Ici l'humanitaire n'est pas pratiquer de la même façon qu'en Afrique en termes de besoins et de priorités. Les besoins de base comme l'accès à l'eau, le logement, la nourriture, l'habillement, l'éducation et la santé ne sont plus trop d'actualité ou du moins plus au même niveau. En éducation on parlera du besoin de continuer ses études à l'étranger ou dans une bonne université ; en santé on parlera d'accès aux soins pour traiter le cancer ou l'infertilité, etc.
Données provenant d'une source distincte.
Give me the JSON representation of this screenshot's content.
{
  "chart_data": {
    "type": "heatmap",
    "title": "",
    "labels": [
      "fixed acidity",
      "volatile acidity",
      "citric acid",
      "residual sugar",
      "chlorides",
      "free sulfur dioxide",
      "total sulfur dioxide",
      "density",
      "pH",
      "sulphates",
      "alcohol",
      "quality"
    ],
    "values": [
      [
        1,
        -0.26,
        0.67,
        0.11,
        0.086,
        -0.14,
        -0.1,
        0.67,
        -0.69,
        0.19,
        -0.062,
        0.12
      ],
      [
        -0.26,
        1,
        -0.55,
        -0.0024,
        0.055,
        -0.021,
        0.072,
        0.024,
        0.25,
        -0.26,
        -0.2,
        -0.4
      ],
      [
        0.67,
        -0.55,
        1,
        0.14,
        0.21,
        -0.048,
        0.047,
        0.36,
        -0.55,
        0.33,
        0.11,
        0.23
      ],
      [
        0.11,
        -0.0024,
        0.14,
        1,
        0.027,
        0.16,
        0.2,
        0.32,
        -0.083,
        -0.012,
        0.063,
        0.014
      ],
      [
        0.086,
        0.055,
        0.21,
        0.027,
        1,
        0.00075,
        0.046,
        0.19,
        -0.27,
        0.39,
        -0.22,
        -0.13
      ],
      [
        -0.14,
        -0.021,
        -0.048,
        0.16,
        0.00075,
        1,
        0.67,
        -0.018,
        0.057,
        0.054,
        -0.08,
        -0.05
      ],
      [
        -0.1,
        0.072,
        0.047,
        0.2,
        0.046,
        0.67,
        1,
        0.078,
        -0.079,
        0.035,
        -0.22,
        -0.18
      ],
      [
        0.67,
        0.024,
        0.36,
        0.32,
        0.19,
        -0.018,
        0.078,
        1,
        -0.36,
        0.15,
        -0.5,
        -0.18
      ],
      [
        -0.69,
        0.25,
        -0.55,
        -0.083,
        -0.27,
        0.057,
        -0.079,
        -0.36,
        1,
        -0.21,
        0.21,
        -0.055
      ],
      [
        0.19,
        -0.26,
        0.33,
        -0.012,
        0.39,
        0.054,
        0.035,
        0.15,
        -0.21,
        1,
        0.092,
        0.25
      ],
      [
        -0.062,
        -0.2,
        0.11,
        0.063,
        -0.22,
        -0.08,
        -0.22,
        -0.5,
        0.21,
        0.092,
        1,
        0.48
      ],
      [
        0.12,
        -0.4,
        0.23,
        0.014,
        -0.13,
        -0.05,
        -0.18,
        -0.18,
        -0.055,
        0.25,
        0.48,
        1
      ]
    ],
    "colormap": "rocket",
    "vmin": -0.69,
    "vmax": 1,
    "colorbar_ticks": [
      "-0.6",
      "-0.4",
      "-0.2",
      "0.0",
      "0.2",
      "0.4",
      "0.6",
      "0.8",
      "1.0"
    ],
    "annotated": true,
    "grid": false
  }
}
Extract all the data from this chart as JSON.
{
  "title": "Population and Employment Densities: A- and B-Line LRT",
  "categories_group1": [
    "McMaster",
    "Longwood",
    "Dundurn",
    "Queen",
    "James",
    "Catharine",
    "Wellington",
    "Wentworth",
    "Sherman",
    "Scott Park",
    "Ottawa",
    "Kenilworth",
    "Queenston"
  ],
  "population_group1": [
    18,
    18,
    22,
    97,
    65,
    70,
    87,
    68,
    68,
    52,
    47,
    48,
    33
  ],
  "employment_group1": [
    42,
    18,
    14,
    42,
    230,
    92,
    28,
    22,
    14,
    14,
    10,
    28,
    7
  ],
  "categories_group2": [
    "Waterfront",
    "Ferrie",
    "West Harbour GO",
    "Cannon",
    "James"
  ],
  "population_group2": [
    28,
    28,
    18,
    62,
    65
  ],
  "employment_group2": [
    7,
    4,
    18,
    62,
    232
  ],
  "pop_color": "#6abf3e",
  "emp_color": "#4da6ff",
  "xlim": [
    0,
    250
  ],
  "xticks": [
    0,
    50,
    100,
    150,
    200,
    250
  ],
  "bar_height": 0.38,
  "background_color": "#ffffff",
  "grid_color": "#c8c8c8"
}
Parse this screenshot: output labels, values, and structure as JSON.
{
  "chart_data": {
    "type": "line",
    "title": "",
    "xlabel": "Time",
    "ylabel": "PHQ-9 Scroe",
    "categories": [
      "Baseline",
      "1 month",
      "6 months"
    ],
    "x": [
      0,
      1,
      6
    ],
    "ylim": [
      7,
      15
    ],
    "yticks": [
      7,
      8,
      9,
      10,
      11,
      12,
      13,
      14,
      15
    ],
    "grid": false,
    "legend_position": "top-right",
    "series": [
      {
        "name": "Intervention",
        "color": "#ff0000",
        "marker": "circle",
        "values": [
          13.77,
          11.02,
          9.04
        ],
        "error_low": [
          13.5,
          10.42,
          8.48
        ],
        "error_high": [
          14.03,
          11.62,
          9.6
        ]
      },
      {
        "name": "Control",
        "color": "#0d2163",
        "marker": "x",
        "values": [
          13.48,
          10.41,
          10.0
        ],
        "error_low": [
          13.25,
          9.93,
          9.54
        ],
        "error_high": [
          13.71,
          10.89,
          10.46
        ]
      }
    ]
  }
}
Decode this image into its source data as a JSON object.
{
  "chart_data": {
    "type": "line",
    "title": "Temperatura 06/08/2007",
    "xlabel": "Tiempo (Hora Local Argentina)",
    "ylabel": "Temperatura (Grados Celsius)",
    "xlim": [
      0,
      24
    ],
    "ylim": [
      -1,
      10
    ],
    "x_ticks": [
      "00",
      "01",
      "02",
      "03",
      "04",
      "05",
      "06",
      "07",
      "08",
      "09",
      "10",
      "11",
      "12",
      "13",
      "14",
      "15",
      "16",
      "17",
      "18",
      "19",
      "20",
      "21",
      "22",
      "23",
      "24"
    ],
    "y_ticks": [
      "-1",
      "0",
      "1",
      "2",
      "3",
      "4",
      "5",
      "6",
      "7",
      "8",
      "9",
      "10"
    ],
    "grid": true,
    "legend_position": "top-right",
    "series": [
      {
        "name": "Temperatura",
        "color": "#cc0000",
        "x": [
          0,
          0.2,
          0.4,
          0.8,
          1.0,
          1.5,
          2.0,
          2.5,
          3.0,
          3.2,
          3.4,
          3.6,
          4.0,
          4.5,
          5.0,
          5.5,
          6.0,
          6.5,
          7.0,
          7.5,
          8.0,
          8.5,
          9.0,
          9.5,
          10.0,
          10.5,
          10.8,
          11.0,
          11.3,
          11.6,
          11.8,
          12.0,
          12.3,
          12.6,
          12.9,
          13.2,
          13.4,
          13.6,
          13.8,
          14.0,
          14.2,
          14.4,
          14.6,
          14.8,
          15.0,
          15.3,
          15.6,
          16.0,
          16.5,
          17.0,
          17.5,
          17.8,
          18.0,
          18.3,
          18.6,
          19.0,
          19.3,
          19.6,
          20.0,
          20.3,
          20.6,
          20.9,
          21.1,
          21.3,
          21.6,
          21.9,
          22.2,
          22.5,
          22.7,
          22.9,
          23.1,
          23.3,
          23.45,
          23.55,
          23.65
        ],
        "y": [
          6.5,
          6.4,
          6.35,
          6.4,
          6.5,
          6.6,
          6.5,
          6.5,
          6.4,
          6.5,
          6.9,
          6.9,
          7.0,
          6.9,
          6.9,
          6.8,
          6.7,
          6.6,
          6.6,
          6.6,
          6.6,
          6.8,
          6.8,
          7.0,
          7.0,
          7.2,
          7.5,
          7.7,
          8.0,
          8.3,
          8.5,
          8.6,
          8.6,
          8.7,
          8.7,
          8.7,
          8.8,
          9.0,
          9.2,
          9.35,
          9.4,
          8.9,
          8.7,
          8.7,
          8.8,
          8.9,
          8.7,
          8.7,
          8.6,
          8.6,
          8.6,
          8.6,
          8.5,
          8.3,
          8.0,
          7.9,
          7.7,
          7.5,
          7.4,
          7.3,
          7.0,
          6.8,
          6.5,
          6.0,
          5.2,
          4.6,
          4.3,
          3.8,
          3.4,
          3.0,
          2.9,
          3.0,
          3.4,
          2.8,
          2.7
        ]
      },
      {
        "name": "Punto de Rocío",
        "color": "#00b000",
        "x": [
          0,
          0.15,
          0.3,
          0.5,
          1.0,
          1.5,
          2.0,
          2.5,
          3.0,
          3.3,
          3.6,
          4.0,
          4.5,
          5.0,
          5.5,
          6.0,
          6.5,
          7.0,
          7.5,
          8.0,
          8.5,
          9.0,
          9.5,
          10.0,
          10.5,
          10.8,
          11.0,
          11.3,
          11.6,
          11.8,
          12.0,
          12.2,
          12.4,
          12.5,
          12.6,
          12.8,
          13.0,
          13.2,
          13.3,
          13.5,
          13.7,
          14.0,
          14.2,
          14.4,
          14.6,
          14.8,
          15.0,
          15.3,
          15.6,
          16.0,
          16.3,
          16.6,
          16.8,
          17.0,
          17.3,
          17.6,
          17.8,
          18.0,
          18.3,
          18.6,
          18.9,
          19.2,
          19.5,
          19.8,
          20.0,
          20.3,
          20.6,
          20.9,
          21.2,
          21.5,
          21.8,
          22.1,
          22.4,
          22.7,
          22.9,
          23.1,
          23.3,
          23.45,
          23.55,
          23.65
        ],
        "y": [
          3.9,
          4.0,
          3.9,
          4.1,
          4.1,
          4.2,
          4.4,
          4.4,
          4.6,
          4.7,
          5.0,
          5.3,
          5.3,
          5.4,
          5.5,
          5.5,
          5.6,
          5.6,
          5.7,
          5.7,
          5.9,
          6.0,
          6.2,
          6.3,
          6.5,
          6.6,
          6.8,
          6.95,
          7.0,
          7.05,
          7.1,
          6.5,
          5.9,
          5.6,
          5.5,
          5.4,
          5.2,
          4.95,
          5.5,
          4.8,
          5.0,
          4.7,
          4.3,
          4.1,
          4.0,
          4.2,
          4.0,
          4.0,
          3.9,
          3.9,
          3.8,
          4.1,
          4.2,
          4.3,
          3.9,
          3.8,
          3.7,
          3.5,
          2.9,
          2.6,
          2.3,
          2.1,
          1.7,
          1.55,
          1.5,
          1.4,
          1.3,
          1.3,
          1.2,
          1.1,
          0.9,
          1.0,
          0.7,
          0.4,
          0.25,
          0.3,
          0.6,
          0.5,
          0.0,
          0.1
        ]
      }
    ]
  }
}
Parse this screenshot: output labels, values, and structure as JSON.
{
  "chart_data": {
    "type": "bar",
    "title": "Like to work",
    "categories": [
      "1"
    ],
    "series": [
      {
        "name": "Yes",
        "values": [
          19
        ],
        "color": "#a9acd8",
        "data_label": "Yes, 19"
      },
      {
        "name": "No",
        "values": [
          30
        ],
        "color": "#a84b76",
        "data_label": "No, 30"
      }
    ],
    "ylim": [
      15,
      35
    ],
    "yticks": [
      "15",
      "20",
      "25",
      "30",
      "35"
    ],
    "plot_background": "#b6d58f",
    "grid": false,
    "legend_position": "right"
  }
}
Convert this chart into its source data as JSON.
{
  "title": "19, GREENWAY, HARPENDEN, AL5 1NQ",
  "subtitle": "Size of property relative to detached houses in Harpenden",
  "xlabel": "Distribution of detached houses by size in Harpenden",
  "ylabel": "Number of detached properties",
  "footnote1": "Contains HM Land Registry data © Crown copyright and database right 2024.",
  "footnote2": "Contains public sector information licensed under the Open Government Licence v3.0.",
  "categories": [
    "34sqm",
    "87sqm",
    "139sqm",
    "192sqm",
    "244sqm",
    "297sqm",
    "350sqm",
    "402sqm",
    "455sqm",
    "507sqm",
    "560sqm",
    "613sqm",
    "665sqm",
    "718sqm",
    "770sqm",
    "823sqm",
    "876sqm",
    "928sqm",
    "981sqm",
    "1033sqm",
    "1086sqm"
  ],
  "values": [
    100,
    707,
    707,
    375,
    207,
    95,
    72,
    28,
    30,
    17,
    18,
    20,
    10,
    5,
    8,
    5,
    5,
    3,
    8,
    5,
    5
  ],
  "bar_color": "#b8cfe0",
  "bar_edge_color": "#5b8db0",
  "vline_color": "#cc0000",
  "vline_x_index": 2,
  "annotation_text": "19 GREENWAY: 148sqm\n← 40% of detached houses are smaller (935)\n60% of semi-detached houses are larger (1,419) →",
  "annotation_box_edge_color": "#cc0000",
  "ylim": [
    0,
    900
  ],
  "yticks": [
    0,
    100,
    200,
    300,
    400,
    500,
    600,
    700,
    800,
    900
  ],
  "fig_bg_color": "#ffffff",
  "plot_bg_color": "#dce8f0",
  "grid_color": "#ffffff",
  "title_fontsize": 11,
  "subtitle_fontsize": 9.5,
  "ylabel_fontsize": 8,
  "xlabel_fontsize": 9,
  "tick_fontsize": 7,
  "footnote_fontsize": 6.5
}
Il ne s'agit pas de manque de centres de santé, de l'insuffisance des écoles primaires et secondaire ou du manque d'eau potable (pas à ma connaissance en tout cas). Pour ne citer que cela.
J'ai eu besoin dès mon arrivée de redéfinir ce que serait pour moi être humanitaire pour ces réfugiés ici. Je ne pouvais plus penser de la même façon ou plaider pour les mêmes problèmes. Le contexte est tellement différent que pendant quelques semaines, j'ai eu du mal à me sentir utile parce qu'il fallait me réajuster dans mes méthodes, mes connaissances, mes habitudes et même le language. Aujourd'hui je me bats pour parler arabe. Eh oui. Je suis passée du bilinguisme français-anglais à celui anglais-arabe. Puis finalement la méthodologie s'est imposée à mon esprit.
On trouvera toujours un moyen de défendre les Droits de l’Homme parce que personne sur cette terre n'a un total accès à ses droits.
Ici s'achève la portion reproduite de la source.